In March this year, we released our first set of Poor Law records. Now, only a few months later, we're delighted to announce the release of 1 million more of these fascinating records.
The poorest in society had recourse to some form of relief since Elizabethan times by virtue of the Poor Law. A significant development occurred in 1834 when the Poor Law Amendment Act went further and created boards of Guardians responsible for the care of the poor in their respective Poor Law Unions – administrative areas usually consisting of a group of individual parishes.
It is the paper trail created by these boards that now comprises this intriguing collection, and we're happy to say that more than a million additional records covering the period from 1834-1940 have now been added to the site.
Poor law relief generally applied to the poorest and most vulnerable individuals such as the elderly, orphaned, unemployed, or the sick and afflicted. These individuals were eligible to receive help such as monetary relief and other daily necessities like food, clothing, and work – usually administered via the dreaded workhouses. Children could be appointed to apprenticeships or placed in schools and other institutions. The records also include registers of creed, school, apprentices, servants, children, and inmates among others.

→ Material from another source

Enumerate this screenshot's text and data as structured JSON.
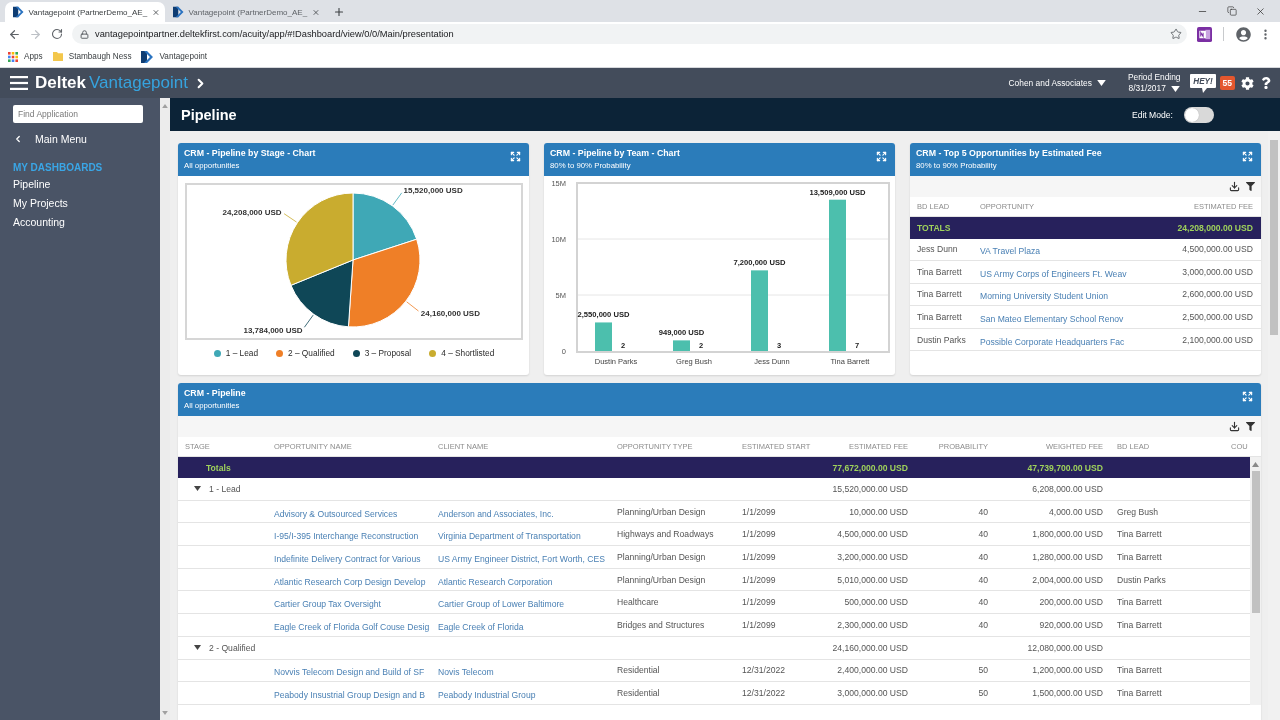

As you'll see from a recent blog, the Poor Law Records can unearth some fascinating stories.
Sometimes we run across a record that really grabs our attention. Such was the case of the Dunage children who were all listed in an index to apprenticeship papers in the London Poor Law Records database.
Scrolling through the Ds for Westminster, 1844-96 we find Julia Dunage, Edward Dunnage, and William and Sarah Dunege. Noting the similarities in the surname, there is the hint of a story here.
Julia was the first to be apprenticed. On 10 January 1854, at 12 years of age, she was apprenticed with eleven other girls to John Woollam, a "silk throwster" in St. Albans for a term of seven years. Under the column for her parents' names, it reads "Mother & Father both deserted her."
A Julia Dunage is listed in the England Birth, Marriages, and Deaths (BMD) index. She died at age twenty-five. You can't help but wonder whether it was the same girl.
On 23 November 1858, Edward was apprenticed to a boot and shoemaker, William Andrew, also for a term of seven years. William Dunege followed a similar route, apprenticed to another boot and shoemaker. His entry lists the parents as "Father dead, Mother deserted him." Sarah was apprenticed to a dressmaker in 1860 and her entry lists the same for her parents.
So are all of these children related? Only further investigation will discover the truth.